With the new version of the LPD module, I first assemble all the information about the job, as described above, then make one call to create the job, then anoter to update with metadata. Doing it this way I had roughly four to six times the throughput, that is, jobs created per second over time.

I should mention that each job has a unique job ID and that job creation is a critical operation. We created a database procedure in SQL to make sure that we do the job creation right, every time. After we create the job with a few critical data items, we then add the rest of the metadata as an update.

The current release defers creating jobs to a separate thread. This way, the RPM networking can focus solely on receiving the job and compiling the data on disk. The print client never sees a delay in RPM’s responses due to calls to the database. We have seen a speed increase this way of fifty to ninety times.

Capture files

While we have the diagnostic log for the new LPD object, sometimes it helps to be able to reproduce the print job on our support systems. For this reason, we added an optional “capture” to the new LPD module.

What this means is that we record each command we received. Each separate print job goes into its own capture file.

We decided to NOT include actual print data in the capture. This way we refer to the print data by merely saying we had so many bytes sent to us, not what those bytes were.

I developed a script we use in-house to “replay” the capture files.

I should mention that if you turn on capture, you should do that only as long as you need to, then turn it back off. I turned it on once and forgot about it. A couple of weeks later I started to wonder why RPM was taking so long to start up. I tracked it down to RPM looking at but ignoring 80 thousand capture files in my spool folder.

If it were me, I would create the capture files, email them to our technical support, then delete them. They don’t accomplish anything and RPM doesn’t need them for anything. And turn capture off.

Multiple requests

A typical LPD print request has a single control file and a single data file. LPD supports having a control file refer to more than one data files. RPM, of course, supports this.

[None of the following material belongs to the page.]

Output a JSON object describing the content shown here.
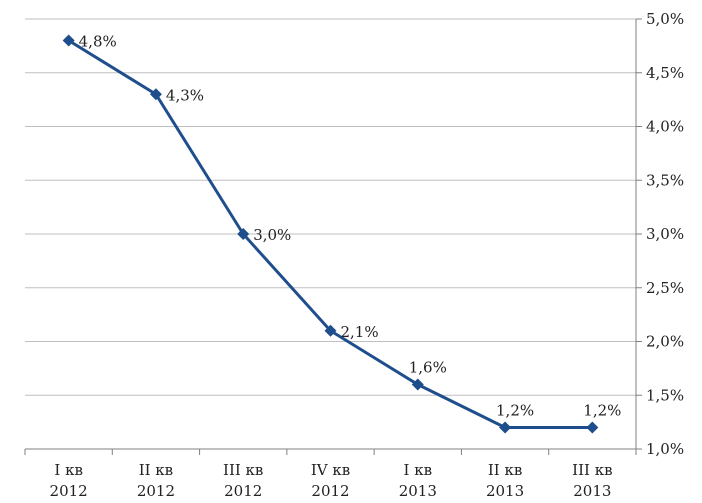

It’s also possible to include multiple print jobs in a single print request by having the print client tell RPM “receive a print job on this queue” as we saw above. Then it sends a control file, then a data file, then another control file plus data file, and so on until the client closes the connection.

RPM supports this. In an article on our site about print clients, we mention the rlpr program on Linux systems. If you need to send a lot of files in a hurry, rlpr will get the job done for you.